TLS: no client certificate specified; okay
TLS: tls_verify_certificates not set or empty, ignoring
GnuTLS using default session cipher/priority "NORMAL"
Setting D-H prime minimum acceptable bits to 1024
in tls_verify_hosts? no (option unset)
in tls_try_verify_hosts? no (option unset)
TLS: server certificate verification not required.
TLS: will request OCSP stapling
about to gnutls_handshake
LOG: MAIN
TLS error on connection to outlook-namwest.office365.com [40.97.124.34] (gnutls_handshake): An unexpected TLS packet was received.

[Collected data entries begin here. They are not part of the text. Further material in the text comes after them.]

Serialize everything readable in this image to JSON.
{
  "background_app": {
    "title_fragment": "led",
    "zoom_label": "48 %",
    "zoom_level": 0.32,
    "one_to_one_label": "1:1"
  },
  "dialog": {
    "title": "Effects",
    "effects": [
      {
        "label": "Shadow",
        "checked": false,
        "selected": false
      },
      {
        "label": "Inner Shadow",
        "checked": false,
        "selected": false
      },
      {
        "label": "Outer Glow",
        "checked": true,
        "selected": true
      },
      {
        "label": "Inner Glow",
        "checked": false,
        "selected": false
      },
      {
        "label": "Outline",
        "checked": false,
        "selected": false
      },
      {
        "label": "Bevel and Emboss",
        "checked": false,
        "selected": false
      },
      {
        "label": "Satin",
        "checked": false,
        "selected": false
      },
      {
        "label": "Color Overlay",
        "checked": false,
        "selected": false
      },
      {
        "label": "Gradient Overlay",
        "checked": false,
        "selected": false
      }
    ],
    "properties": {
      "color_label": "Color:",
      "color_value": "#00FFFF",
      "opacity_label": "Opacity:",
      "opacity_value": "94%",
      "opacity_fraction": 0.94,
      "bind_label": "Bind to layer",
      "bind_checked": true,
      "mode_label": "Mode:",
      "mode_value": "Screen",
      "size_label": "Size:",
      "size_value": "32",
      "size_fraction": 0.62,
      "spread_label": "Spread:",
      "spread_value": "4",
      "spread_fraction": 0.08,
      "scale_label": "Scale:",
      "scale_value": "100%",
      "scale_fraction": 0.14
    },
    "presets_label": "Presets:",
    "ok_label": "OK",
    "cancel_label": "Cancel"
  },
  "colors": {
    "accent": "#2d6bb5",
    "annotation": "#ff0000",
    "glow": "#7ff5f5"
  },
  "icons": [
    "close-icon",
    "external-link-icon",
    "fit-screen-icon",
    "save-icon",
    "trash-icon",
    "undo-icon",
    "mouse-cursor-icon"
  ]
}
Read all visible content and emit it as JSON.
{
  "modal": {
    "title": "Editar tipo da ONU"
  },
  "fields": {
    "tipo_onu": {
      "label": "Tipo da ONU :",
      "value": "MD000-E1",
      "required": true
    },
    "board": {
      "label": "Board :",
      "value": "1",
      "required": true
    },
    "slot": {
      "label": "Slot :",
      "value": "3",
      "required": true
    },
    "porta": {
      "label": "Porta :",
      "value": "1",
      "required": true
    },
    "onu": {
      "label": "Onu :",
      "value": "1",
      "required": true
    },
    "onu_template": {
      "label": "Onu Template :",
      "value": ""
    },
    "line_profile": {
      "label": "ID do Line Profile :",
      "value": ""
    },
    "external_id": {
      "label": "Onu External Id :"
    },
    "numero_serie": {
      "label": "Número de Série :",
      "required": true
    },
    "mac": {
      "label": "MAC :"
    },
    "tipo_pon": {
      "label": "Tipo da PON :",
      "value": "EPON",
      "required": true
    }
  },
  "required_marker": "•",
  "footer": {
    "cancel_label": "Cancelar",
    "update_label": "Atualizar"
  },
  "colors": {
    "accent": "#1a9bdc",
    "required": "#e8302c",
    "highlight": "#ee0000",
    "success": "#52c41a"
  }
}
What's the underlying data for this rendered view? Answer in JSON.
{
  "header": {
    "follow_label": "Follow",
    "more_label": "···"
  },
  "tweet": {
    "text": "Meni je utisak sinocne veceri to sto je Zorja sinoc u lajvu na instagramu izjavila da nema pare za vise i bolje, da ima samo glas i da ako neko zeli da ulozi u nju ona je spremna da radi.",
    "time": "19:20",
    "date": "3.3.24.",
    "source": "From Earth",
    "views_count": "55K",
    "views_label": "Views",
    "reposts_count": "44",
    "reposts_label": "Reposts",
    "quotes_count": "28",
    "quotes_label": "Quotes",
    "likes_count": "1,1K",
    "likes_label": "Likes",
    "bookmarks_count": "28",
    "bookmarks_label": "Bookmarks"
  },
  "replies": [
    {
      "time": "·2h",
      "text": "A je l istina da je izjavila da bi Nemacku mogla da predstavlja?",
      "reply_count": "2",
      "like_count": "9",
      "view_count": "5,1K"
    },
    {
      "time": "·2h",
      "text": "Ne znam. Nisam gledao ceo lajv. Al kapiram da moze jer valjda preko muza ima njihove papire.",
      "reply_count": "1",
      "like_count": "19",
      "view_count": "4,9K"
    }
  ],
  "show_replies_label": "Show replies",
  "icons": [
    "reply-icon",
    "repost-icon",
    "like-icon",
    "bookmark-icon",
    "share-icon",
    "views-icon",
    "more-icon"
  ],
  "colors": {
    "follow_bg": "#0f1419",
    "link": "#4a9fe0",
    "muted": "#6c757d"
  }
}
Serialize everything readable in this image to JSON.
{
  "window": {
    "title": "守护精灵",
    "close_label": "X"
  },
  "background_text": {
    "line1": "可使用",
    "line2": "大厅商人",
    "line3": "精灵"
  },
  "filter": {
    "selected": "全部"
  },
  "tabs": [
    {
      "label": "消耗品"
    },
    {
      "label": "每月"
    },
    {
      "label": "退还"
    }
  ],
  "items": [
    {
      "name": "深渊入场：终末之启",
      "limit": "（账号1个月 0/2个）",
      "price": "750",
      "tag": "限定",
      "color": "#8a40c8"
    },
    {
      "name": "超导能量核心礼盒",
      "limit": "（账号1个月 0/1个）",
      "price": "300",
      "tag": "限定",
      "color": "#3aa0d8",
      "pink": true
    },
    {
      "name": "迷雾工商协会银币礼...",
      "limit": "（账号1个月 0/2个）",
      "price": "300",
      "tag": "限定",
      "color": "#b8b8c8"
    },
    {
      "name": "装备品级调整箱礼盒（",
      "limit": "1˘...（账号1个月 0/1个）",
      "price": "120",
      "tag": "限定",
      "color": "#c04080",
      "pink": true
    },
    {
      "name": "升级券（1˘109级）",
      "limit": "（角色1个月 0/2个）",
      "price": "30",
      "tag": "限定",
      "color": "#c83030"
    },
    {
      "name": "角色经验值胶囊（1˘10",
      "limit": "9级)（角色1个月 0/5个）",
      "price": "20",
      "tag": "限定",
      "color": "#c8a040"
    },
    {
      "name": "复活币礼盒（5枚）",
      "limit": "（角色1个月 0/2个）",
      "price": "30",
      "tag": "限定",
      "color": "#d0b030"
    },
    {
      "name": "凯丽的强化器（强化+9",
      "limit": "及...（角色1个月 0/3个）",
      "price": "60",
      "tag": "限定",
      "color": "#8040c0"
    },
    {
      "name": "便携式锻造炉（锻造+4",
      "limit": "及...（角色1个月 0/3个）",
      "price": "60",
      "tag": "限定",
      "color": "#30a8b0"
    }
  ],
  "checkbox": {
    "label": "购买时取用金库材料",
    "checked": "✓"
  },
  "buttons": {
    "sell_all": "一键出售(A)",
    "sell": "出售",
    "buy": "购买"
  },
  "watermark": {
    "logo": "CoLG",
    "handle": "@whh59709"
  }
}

ok=0 send_quit=0 send_rset=1 continue_more=0 yield=1 first_address is not NULL
set_process_info: 28999 delivering 1d3vC1-0007Xf-NB: just tried outlook-namwest.office365.com [40.97.124.34] for xxx@???: result DEFER
added retry item for T:outlook-namwest.office365.com:40.97.124.34:587: errno=-37 more_errno=0,A flags=2
I have disable_ipv6 = true; without it exim tried only IPv6 addresses, which weren't routable by the OS.
exim 4.84_2 running on Debian Jessie.